Can a Second-View Image Be a Language? Geometric and Semantic Cross-Modal Reasoning for X-ray Prohibited Item Detection
Chuang Peng, Renshuai Tao, Zhongwei Ren, Xianglong Liu, Yunchao Wei
TL;DR
This work proposes DualXrayBench, the first benchmark for X-ray prohibited-item detection that integrates dual-view imagery with multimodal data to test cross-view reasoning. It introduces GSXray, a Chain-of-Thought–guided dataset that provides structured supervision for learning cross-view geometry and cross-modal semantics, enabling a second view to function as a language-like modality. The Geometric-Semantic Reasoner (GSR) fuses a dual-view vision encoder with a language reasoning module and a language-like side input using hierarchical tokens, achieving state-of-the-art results across eight cross-view tasks on DualXrayBench. Together, these resources demonstrate that leveraging a second view through structured cross-view reasoning significantly improves robustness and open-set generalization in X-ray prohibited-item detection, with practical implications for security inspections. The approach offers a new direction for multi-view vision-language models in safety-critical domains, where cross-perspective constraints can resolve occlusions and ambiguities more effectively than single-view methods.
Abstract
Automatic X-ray prohibited items detection is vital for security inspection and has been widely studied. Traditional methods rely on visual modality, often struggling with complex threats. While recent studies incorporate language to guide single-view images, human inspectors typically use dual-view images in practice. This raises the question: can the second view provide constraints similar to a language modality? In this work, we introduce DualXrayBench, the first comprehensive benchmark for X-ray inspection that includes multiple views and modalities. It supports eight tasks designed to test cross-view reasoning. In DualXrayBench, we introduce a caption corpus consisting of 45,613 dual-view image pairs across 12 categories with corresponding captions.

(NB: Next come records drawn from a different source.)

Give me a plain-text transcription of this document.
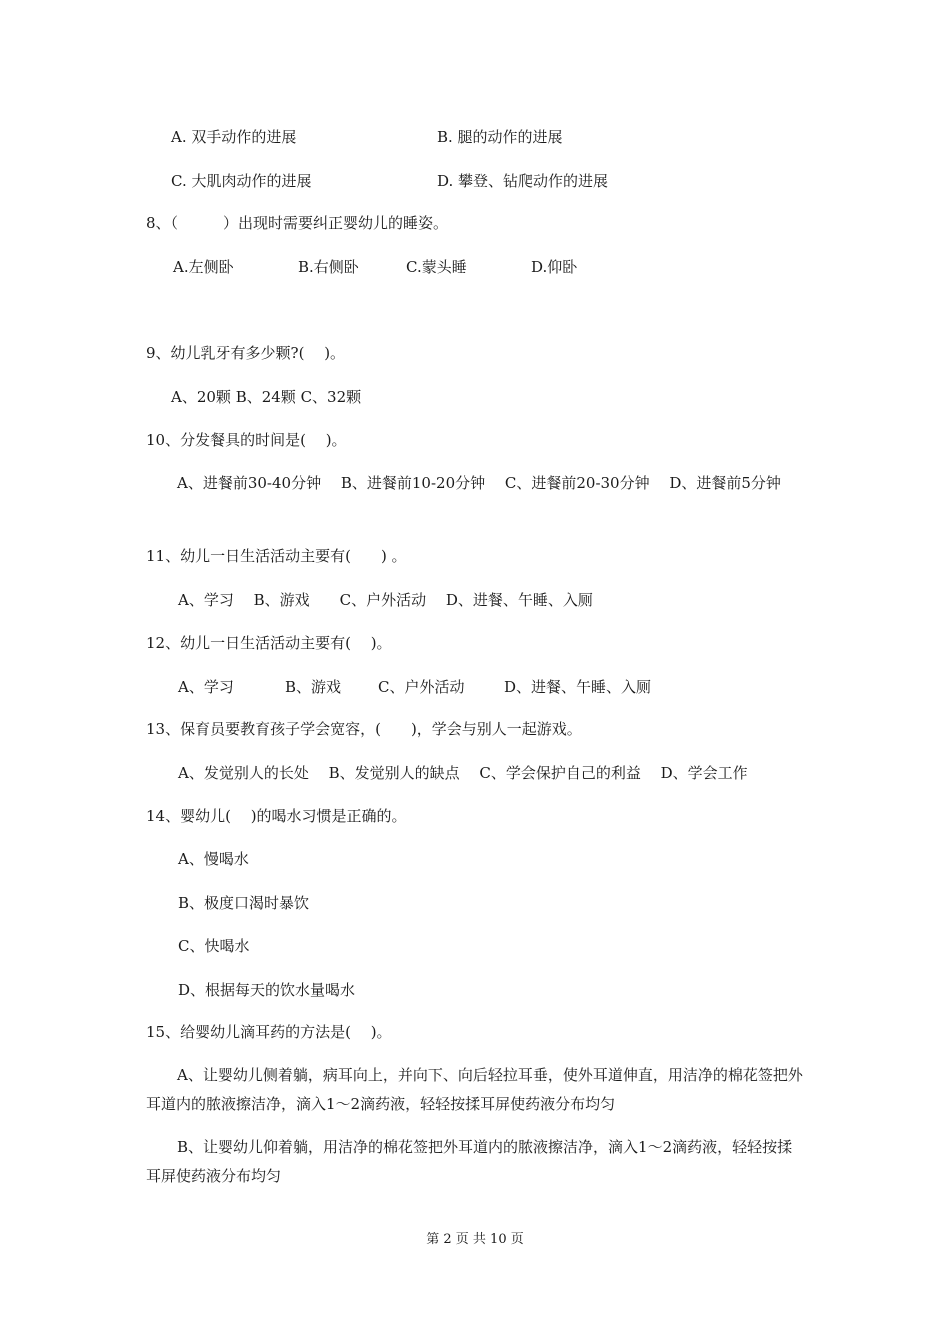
A. 双手动作的进展	B. 腿的动作的进展
C. 大肌肉动作的进展	D. 攀登、钻爬动作的进展
8、（　　　）出现时需要纠正婴幼儿的睡姿。
A.左侧卧	B.右侧卧	C.蒙头睡	D.仰卧
9、幼儿乳牙有多少颗?(　 )。
A、20颗 B、24颗 C、32颗
10、分发餐具的时间是(　 )。
A、进餐前30-40分钟　 B、进餐前10-20分钟　 C、进餐前20-30分钟　 D、进餐前5分钟
11、幼儿一日生活活动主要有(　　) 。
A、学习　 B、游戏　　C、户外活动　 D、进餐、午睡、入厕
12、幼儿一日生活活动主要有(　 )。
A、学习	B、游戏 C、户外活动	D、进餐、午睡、入厕
13、保育员要教育孩子学会宽容，(　　)，学会与别人一起游戏。
A、发觉别人的长处　 B、发觉别人的缺点　 C、学会保护自己的利益　 D、学会工作
14、婴幼儿(　 )的喝水习惯是正确的。
A、慢喝水
B、极度口渴时暴饮
C、快喝水
D、根据每天的饮水量喝水
15、给婴幼儿滴耳药的方法是(　 )。
A、让婴幼儿侧着躺，病耳向上，并向下、向后轻拉耳垂，使外耳道伸直，用洁净的棉花签把外耳道内的脓液擦洁净，滴入1～2滴药液，轻轻按揉耳屏使药液分布均匀
B、让婴幼儿仰着躺，用洁净的棉花签把外耳道内的脓液擦洁净，滴入1～2滴药液，轻轻按揉耳屏使药液分布均匀
第 2 页 共 10 页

Building upon these data, we propose the Geometric (cross-view)-Semantic (cross-modality) Reasoner (GSR), a multimodal model that jointly learns correspondences between cross-view geometry and cross-modal semantics, treating the second-view images as a "language-like modality". To enable this, we construct the GSXray dataset, with structured Chain-of-Thought sequences: <top>, <side>, <conclusion>. Comprehensive evaluations on DualXrayBench demonstrate that GSR achieves significant improvements across all X-ray tasks, offering a new perspective for real-world X-ray inspection.